3. Live Your Brand – Inside and Out
I once saw a bumper sticker that said, “be the person your dog thinks you are.” I think the same could go for our brands. Building a strong brand starts on the inside and if you want to be something remarkable to the outside world, you need to start by being remarkable inside your own company. Every brand building initiative should have an employee engagement component because without it, you’ll be selling a package with no present inside. Here are two articles from my colleagues Catie Frech and Lisa Kersey that offer some nice examples.

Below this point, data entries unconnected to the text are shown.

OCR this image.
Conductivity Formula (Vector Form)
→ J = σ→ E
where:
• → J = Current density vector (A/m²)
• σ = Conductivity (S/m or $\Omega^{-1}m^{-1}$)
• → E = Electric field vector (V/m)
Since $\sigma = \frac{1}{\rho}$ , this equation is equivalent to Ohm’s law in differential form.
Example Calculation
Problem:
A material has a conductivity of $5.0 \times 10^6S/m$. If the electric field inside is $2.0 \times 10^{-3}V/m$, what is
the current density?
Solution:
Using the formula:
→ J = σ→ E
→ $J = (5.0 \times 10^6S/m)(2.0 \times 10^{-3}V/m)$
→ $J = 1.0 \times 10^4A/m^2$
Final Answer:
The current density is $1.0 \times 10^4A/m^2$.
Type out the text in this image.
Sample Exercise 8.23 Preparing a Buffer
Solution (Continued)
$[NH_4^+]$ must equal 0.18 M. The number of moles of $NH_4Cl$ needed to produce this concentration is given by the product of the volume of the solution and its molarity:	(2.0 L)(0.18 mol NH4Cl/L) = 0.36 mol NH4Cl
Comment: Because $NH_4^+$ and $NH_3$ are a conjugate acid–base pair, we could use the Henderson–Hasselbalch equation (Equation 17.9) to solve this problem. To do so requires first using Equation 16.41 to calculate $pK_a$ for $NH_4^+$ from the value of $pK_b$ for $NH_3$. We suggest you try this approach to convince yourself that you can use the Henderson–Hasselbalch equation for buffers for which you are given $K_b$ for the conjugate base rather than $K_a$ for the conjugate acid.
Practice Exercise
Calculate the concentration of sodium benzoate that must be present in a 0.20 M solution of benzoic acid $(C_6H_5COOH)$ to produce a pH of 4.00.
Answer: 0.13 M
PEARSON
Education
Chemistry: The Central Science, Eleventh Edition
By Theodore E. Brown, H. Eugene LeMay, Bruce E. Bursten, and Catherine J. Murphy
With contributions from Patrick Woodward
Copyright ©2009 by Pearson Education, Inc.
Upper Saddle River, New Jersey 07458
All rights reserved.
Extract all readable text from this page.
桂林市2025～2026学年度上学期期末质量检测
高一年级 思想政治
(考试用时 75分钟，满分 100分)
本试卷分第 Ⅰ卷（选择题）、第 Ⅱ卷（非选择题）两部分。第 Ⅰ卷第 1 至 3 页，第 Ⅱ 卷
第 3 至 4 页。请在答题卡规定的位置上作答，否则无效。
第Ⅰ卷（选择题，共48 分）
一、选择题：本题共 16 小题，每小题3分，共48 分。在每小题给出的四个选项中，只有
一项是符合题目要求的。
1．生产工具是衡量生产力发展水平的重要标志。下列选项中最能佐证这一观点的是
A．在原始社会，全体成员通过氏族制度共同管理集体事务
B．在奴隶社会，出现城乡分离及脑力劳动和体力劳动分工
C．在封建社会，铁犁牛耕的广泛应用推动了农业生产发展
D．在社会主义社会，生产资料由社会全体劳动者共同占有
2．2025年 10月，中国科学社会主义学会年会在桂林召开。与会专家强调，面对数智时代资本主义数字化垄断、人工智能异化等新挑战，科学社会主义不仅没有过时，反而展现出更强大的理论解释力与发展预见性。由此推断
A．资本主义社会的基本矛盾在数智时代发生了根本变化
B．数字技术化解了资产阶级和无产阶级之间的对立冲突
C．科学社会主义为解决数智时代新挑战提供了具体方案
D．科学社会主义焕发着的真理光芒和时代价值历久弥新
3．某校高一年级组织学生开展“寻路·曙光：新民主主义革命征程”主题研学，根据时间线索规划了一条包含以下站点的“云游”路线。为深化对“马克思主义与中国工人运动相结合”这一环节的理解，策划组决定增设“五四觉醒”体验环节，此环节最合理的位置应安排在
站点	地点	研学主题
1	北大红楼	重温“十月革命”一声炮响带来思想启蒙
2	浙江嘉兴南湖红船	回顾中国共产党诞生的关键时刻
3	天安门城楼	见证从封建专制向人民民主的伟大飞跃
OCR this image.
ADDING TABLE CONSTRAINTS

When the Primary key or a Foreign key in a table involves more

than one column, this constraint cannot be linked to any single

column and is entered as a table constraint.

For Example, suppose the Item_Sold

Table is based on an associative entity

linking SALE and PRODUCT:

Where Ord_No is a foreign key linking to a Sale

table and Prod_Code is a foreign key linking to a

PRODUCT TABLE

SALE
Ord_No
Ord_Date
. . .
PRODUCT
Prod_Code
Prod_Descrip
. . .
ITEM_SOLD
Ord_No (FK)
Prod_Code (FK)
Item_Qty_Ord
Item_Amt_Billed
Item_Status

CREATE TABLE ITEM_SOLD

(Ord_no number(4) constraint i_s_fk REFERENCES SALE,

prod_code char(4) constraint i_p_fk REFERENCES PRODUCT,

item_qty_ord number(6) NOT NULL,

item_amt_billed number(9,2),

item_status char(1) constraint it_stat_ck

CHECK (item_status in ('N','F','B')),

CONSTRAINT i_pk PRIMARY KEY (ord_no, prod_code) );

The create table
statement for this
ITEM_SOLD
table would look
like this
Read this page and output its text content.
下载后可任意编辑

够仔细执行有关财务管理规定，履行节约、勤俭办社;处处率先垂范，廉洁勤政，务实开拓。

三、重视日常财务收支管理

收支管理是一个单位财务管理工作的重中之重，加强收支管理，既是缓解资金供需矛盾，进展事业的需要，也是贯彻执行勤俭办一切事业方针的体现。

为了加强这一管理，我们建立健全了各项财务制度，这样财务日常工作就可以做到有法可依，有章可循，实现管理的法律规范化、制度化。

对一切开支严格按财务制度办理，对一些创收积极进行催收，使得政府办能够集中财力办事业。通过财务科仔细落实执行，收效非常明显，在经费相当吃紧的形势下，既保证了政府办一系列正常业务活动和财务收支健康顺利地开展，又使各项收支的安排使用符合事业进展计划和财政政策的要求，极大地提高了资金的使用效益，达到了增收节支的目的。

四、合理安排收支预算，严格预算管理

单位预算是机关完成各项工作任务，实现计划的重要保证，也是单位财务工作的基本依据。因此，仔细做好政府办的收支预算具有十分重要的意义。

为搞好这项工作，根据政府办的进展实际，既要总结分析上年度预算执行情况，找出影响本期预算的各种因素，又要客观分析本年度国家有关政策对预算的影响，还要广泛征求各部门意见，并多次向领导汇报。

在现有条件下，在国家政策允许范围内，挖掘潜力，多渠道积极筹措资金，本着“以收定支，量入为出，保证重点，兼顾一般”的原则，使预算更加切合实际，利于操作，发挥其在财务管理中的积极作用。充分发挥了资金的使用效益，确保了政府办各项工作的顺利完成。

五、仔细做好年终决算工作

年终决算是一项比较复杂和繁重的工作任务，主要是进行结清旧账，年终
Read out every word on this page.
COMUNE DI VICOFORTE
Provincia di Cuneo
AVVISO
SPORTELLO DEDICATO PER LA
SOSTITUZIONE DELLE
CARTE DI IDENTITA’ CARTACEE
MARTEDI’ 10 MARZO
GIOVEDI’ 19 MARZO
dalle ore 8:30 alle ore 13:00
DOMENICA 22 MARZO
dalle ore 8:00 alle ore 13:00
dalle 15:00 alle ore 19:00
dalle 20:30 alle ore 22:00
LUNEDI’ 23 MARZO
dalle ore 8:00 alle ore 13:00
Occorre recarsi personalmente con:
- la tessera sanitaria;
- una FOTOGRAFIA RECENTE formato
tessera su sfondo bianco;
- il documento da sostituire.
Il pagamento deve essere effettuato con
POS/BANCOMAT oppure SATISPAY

4. Look Outside Your Industry for Inspiration
I personally think too many companies spend too much time looking at what their competition is doing and not enough time looking at what’s happening in other industries. Healthcare can learn a lot from financial services. Consumer products can learn a lot from agriculture. Technology can learn a lot from manufacturing. Legal can learn a lot from IT consulting. And let’s remember, a lot of these fields are blending like never before, so it makes sense for us to take advantage of that.
5. Invest in Yourself
With all of the changes taking place in our field, it can be daunting to keep up, but keep up we must. If we’re spending all of our time helping our companies and our clients and not spending time learning new skills and gaining new perspectives, we’ll burn out, we’ll miss opportunities, and we’ll be less valuable to the companies we work for. Step back and think about where you can be most valuable and then go to a conference, take (or teach) a class, read some books or magazines, or go out and experience something new. You and your clients will be the better for it.